With organizations continuing to embrace digital platforms, there are a significant number of vulnerabilities they failed to address while hurrying the launch of the product. This provides opportunities for threat actors to execute their malicious intent. Going in to 2022, IT leaders should watch out for cyber threats that are likely to dominate the enterprise environment.
The last couple of years have been stressful for CISOs. With organizations speeding their adoption of digital technologies, in an effort to operate within a COVID-19 environment, they have failed to take the necessary steps to secure their infrastructure. This has led to a significant surge in cyber-attacks. While the restrictions seemed to fade, organizations have begun to embrace hybrid work, creating more cybersecurity challenges for CISOs. In 2022, organizations are likely to witness more of the cyber-attacks in addition to them threatening the business operations.
Here are a few threats that they should look out in 2022:
Third-party/supply chain attacks
2021 has witnessed a number of supply-chain attacks – that is, attacks where an attack was launched against an organization and then cascaded to other organizations with which they have a relationship. “We expect this trend to continue as companies seek to diversify their supply chains in order to establish greater resiliency in the face of unpredictable global events,” says Matthew Gracey- McMinn, Head of Threat Research, Netacea. He adds, “Attackers are also keen to use this method, as by compromising one supplier with relatively weak security they can then cascade this attack into breaches of multiple related organizations, some of which may have much stronger security models.”

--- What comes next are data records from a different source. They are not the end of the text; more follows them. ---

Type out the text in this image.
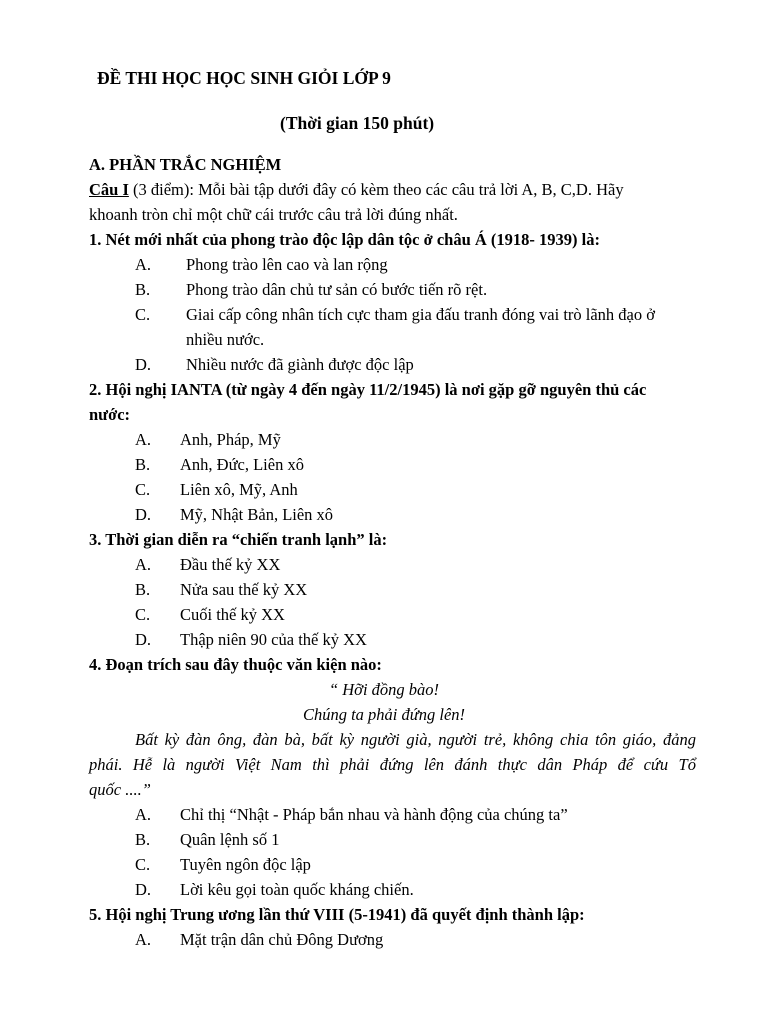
ĐỀ THI HỌC HỌC SINH GIỎI LỚP 9
(Thời gian 150 phút)
A. PHẦN TRẮC NGHIỆM
Câu I (3 điểm): Mỗi bài tập dưới đây có kèm theo các câu trả lời A, B, C,D. Hãy
khoanh tròn chỉ một chữ cái trước câu trả lời đúng nhất.
1. Nét mới nhất của phong trào độc lập dân tộc ở châu Á (1918- 1939) là:
A. Phong trào lên cao và lan rộng
B. Phong trào dân chủ tư sản có bước tiến rõ rệt.
C. Giai cấp công nhân tích cực tham gia đấu tranh đóng vai trò lãnh đạo ở
nhiều nước.
D. Nhiều nước đã giành được độc lập
2. Hội nghị IANTA (từ ngày 4 đến ngày 11/2/1945) là nơi gặp gỡ nguyên thủ các
nước:
A. Anh, Pháp, Mỹ
B. Anh, Đức, Liên xô
C. Liên xô, Mỹ, Anh
D. Mỹ, Nhật Bản, Liên xô
3. Thời gian diễn ra “chiến tranh lạnh” là:
A. Đầu thế kỷ XX
B. Nửa sau thế kỷ XX
C. Cuối thế kỷ XX
D. Thập niên 90 của thế kỷ XX
4. Đoạn trích sau đây thuộc văn kiện nào:
“ Hỡi đồng bào!
Chúng ta phải đứng lên!
Bất kỳ đàn ông, đàn bà, bất kỳ người già, người trẻ, không chia tôn giáo, đảng
phái. Hễ là người Việt Nam thì phải đứng lên đánh thực dân Pháp để cứu Tổ
quốc ....”
A. Chỉ thị “Nhật - Pháp bắn nhau và hành động của chúng ta”
B. Quân lệnh số 1
C. Tuyên ngôn độc lập
D. Lời kêu gọi toàn quốc kháng chiến.
5. Hội nghị Trung ương lần thứ VIII (5-1941) đã quyết định thành lập:
A. Mặt trận dân chủ Đông Dương
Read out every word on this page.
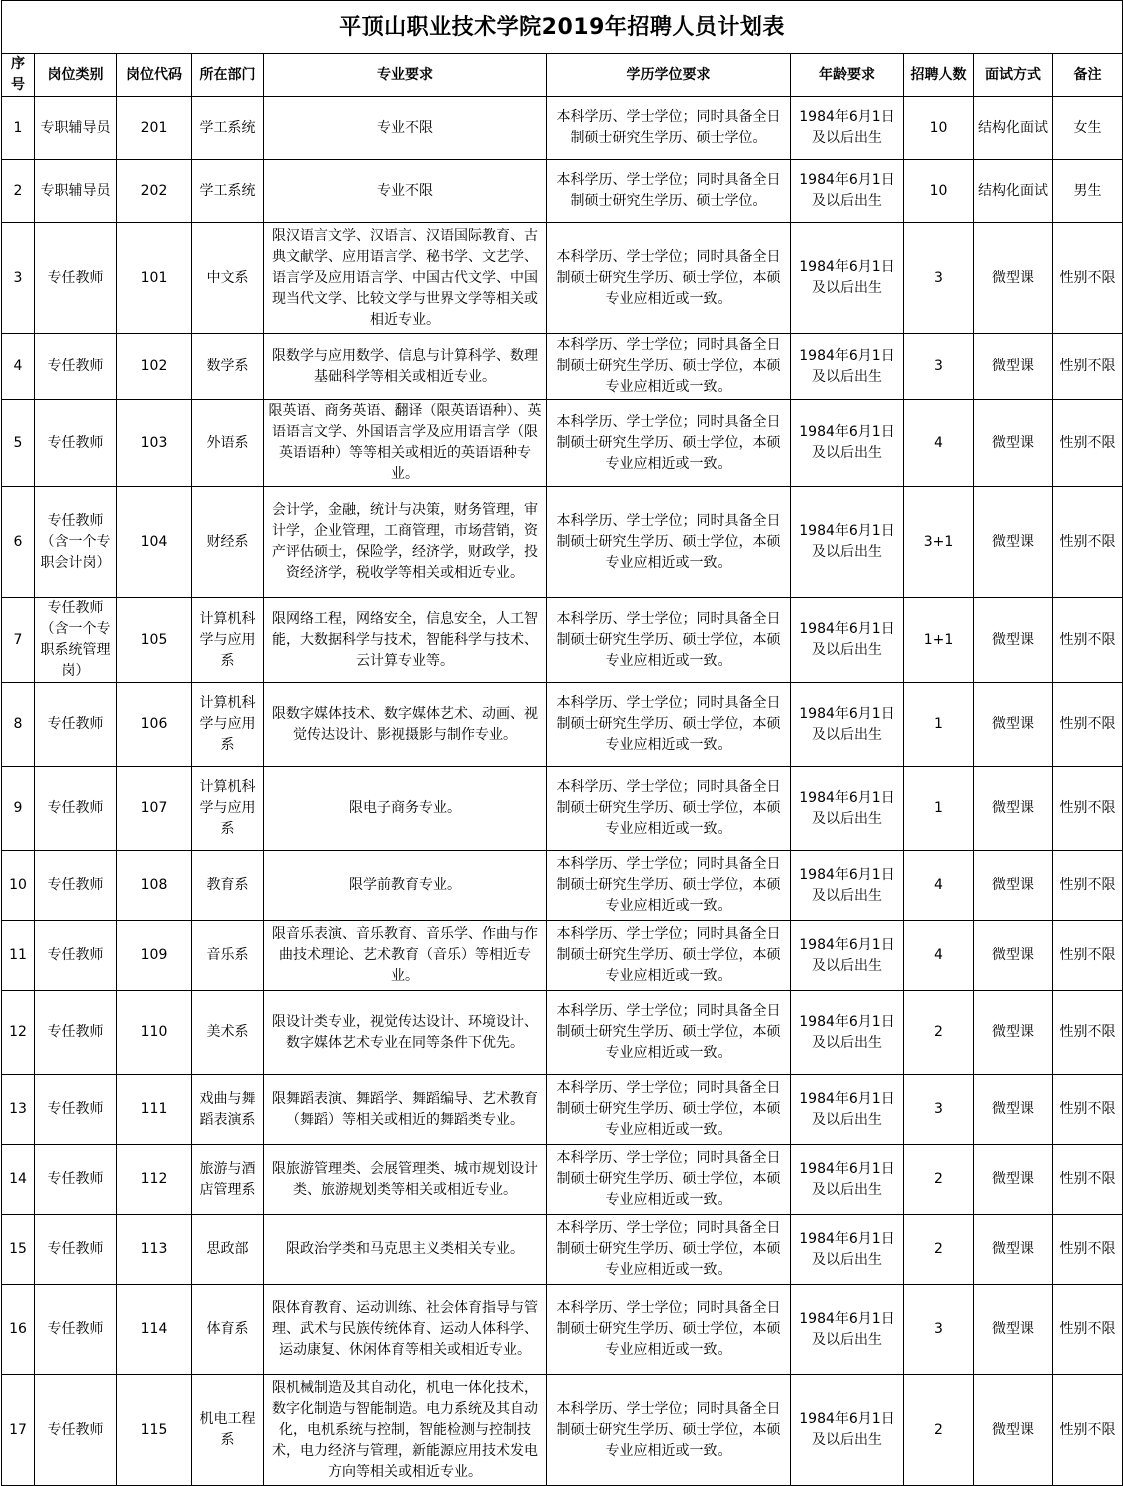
平顶山职业技术学院2019年招聘人员计划表									
序号	岗位类别	岗位代码	所在部门	专业要求	学历学位要求	年龄要求	招聘人数	面试方式	备注
1	专职辅导员	201	学工系统	专业不限	本科学历、学士学位；同时具备全日制硕士研究生学历、硕士学位。	1984年6月1日及以后出生	10	结构化面试	女生
2	专职辅导员	202	学工系统	专业不限	本科学历、学士学位；同时具备全日制硕士研究生学历、硕士学位。	1984年6月1日及以后出生	10	结构化面试	男生
3	专任教师	101	中文系	限汉语言文学、汉语言、汉语国际教育、古典文献学、应用语言学、秘书学、文艺学、语言学及应用语言学、中国古代文学、中国现当代文学、比较文学与世界文学等相关或相近专业。	本科学历、学士学位；同时具备全日制硕士研究生学历、硕士学位，本硕专业应相近或一致。	1984年6月1日及以后出生	3	微型课	性别不限
4	专任教师	102	数学系	限数学与应用数学、信息与计算科学、数理基础科学等相关或相近专业。	本科学历、学士学位；同时具备全日制硕士研究生学历、硕士学位，本硕专业应相近或一致。	1984年6月1日及以后出生	3	微型课	性别不限
5	专任教师	103	外语系	限英语、商务英语、翻译（限英语语种）、英语语言文学、外国语言学及应用语言学（限英语语种）等等相关或相近的英语语种专业。	本科学历、学士学位；同时具备全日制硕士研究生学历、硕士学位，本硕专业应相近或一致。	1984年6月1日及以后出生	4	微型课	性别不限
6	专任教师（含一个专职会计岗）	104	财经系	会计学，金融，统计与决策，财务管理，审计学，企业管理，工商管理，市场营销，资产评估硕士，保险学，经济学，财政学，投资经济学，税收学等相关或相近专业。	本科学历、学士学位；同时具备全日制硕士研究生学历、硕士学位，本硕专业应相近或一致。	1984年6月1日及以后出生	3+1	微型课	性别不限
7	专任教师（含一个专职系统管理岗）	105	计算机科学与应用系	限网络工程，网络安全，信息安全，人工智能，大数据科学与技术，智能科学与技术、云计算专业等。	本科学历、学士学位；同时具备全日制硕士研究生学历、硕士学位，本硕专业应相近或一致。	1984年6月1日及以后出生	1+1	微型课	性别不限
8	专任教师	106	计算机科学与应用系	限数字媒体技术、数字媒体艺术、动画、视觉传达设计、影视摄影与制作专业。	本科学历、学士学位；同时具备全日制硕士研究生学历、硕士学位，本硕专业应相近或一致。	1984年6月1日及以后出生	1	微型课	性别不限
9	专任教师	107	计算机科学与应用系	限电子商务专业。	本科学历、学士学位；同时具备全日制硕士研究生学历、硕士学位，本硕专业应相近或一致。	1984年6月1日及以后出生	1	微型课	性别不限
10	专任教师	108	教育系	限学前教育专业。	本科学历、学士学位；同时具备全日制硕士研究生学历、硕士学位，本硕专业应相近或一致。	1984年6月1日及以后出生	4	微型课	性别不限
11	专任教师	109	音乐系	限音乐表演、音乐教育、音乐学、作曲与作曲技术理论、艺术教育（音乐）等相近专业。	本科学历、学士学位；同时具备全日制硕士研究生学历、硕士学位，本硕专业应相近或一致。	1984年6月1日及以后出生	4	微型课	性别不限
12	专任教师	110	美术系	限设计类专业，视觉传达设计、环境设计、数字媒体艺术专业在同等条件下优先。	本科学历、学士学位；同时具备全日制硕士研究生学历、硕士学位，本硕专业应相近或一致。	1984年6月1日及以后出生	2	微型课	性别不限
13	专任教师	111	戏曲与舞蹈表演系	限舞蹈表演、舞蹈学、舞蹈编导、艺术教育（舞蹈）等相关或相近的舞蹈类专业。	本科学历、学士学位；同时具备全日制硕士研究生学历、硕士学位，本硕专业应相近或一致。	1984年6月1日及以后出生	3	微型课	性别不限
14	专任教师	112	旅游与酒店管理系	限旅游管理类、会展管理类、城市规划设计类、旅游规划类等相关或相近专业。	本科学历、学士学位；同时具备全日制硕士研究生学历、硕士学位，本硕专业应相近或一致。	1984年6月1日及以后出生	2	微型课	性别不限
15	专任教师	113	思政部	限政治学类和马克思主义类相关专业。	本科学历、学士学位；同时具备全日制硕士研究生学历、硕士学位，本硕专业应相近或一致。	1984年6月1日及以后出生	2	微型课	性别不限
16	专任教师	114	体育系	限体育教育、运动训练、社会体育指导与管理、武术与民族传统体育、运动人体科学、运动康复、休闲体育等相关或相近专业。	本科学历、学士学位；同时具备全日制硕士研究生学历、硕士学位，本硕专业应相近或一致。	1984年6月1日及以后出生	3	微型课	性别不限
17	专任教师	115	机电工程系	限机械制造及其自动化，机电一体化技术，数字化制造与智能制造。电力系统及其自动化，电机系统与控制，智能检测与控制技术，电力经济与管理，新能源应用技术发电方向等相关或相近专业。	本科学历、学士学位；同时具备全日制硕士研究生学历、硕士学位，本硕专业应相近或一致。	1984年6月1日及以后出生	2	微型课	性别不限
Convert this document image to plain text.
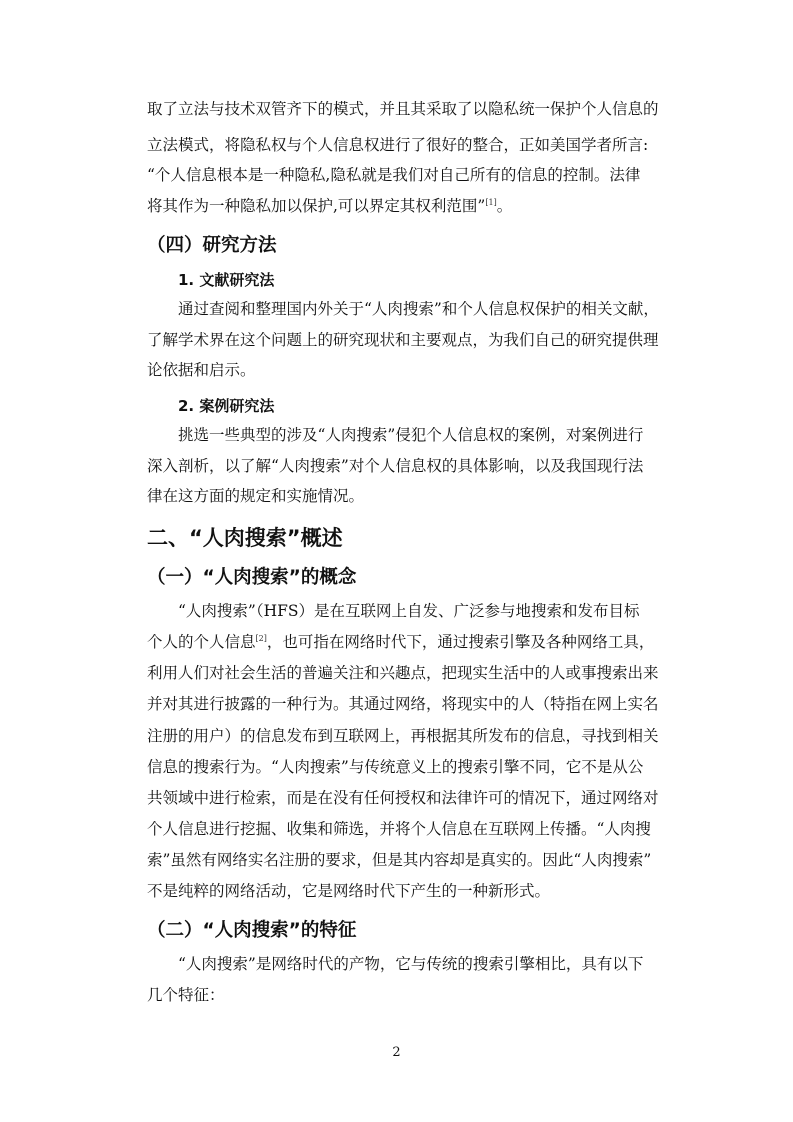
取了立法与技术双管齐下的模式，并且其采取了以隐私统一保护个人信息的
立法模式，将隐私权与个人信息权进行了很好的整合，正如美国学者所言:
“个人信息根本是一种隐私,隐私就是我们对自己所有的信息的控制。法律
将其作为一种隐私加以保护,可以界定其权利范围”[1]。
（四）研究方法
1. 文献研究法
通过查阅和整理国内外关于“人肉搜索”和个人信息权保护的相关文献，
了解学术界在这个问题上的研究现状和主要观点，为我们自己的研究提供理
论依据和启示。
2. 案例研究法
挑选一些典型的涉及“人肉搜索”侵犯个人信息权的案例，对案例进行
深入剖析，以了解“人肉搜索”对个人信息权的具体影响，以及我国现行法
律在这方面的规定和实施情况。
二、“人肉搜索”概述
（一）“人肉搜索”的概念
“人肉搜索”（HFS）是在互联网上自发、广泛参与地搜索和发布目标
个人的个人信息[2]，也可指在网络时代下，通过搜索引擎及各种网络工具，
利用人们对社会生活的普遍关注和兴趣点，把现实生活中的人或事搜索出来
并对其进行披露的一种行为。其通过网络，将现实中的人（特指在网上实名
注册的用户）的信息发布到互联网上，再根据其所发布的信息，寻找到相关
信息的搜索行为。“人肉搜索”与传统意义上的搜索引擎不同，它不是从公
共领域中进行检索，而是在没有任何授权和法律许可的情况下，通过网络对
个人信息进行挖掘、收集和筛选，并将个人信息在互联网上传播。“人肉搜
索”虽然有网络实名注册的要求，但是其内容却是真实的。因此“人肉搜索”
不是纯粹的网络活动，它是网络时代下产生的一种新形式。
（二）“人肉搜索”的特征
“人肉搜索”是网络时代的产物，它与传统的搜索引擎相比，具有以下
几个特征：
2
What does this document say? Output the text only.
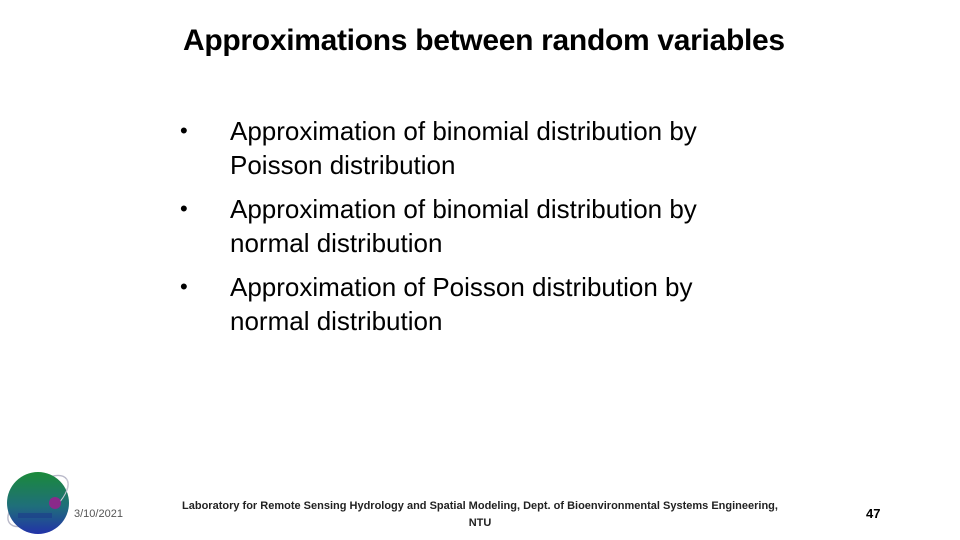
Approximations between random variables
• Approximation of binomial distribution by
Poisson distribution
• Approximation of binomial distribution by
normal distribution
• Approximation of Poisson distribution by
normal distribution
3/10/2021
Laboratory for Remote Sensing Hydrology and Spatial Modeling, Dept. of Bioenvironmental Systems Engineering,
NTU
47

Also Read: Three Compliance Mistakes CISOs should Avoid
Increasing Ransomware attacks
Ransomware attack has become one the most popular choice of attack among threat actors. In 2022, they are likely to balloon in both sophistication and numbers. Matthew Gracey-McMinn believes the financial returns on ransomware are significant, with the average cost of ransomware attacks rising significantly in 2020-21 (though the exact number is hard to pin down due to businesses being reluctant to admit to paying ransoms). He states, “Similarly, attackers are developing the ransomware marketplace, with Ransomware as a Service (RAAS) now being on offer, and specializations developing in the marketplace (e.g., access brokers sell access to compromised networks, which ransomware groups can purchase to save themselves the time and effort involved in obtaining initial access to a network). The financial severity of ransomware attacks is being recognized by companies offering cyber insurance – they are increasing premiums while decreasing coverage, in order to offset their own losses.”
Mobile phone attacks
Mobile phones have become an ever-ubiquitous part of the information technology landscape, even in today’s enterprise environment. They are growing in capability, with ever more advanced hardware and applications. However, the surge in applications and developments in hardware creates new opportunities for attackers. “From a hardware perspective, the rollout of 5G communications networks and increase in the power and capabilities of such phones will allow for new and faster avenues for attack against phones, as well increase the value to attackers when they are compromised.
Similarly, the ever increasing number of applications individuals are encouraged to install creates new opportunities for compromise through apps that may not be properly secure or by convincing users to download malicious apps. As phones become increasingly important to day-to-day life, being used for everything from banking to shopping, attackers have more reason to try and compromise them, and, with their increased capabilities, compromising them means attackers can now more easily use them as a launchpad or botnet for future attacks. All of this will encourage attackers to up their focus on APIs more generally over the coming year,” says Matthew Gracey- McMinn.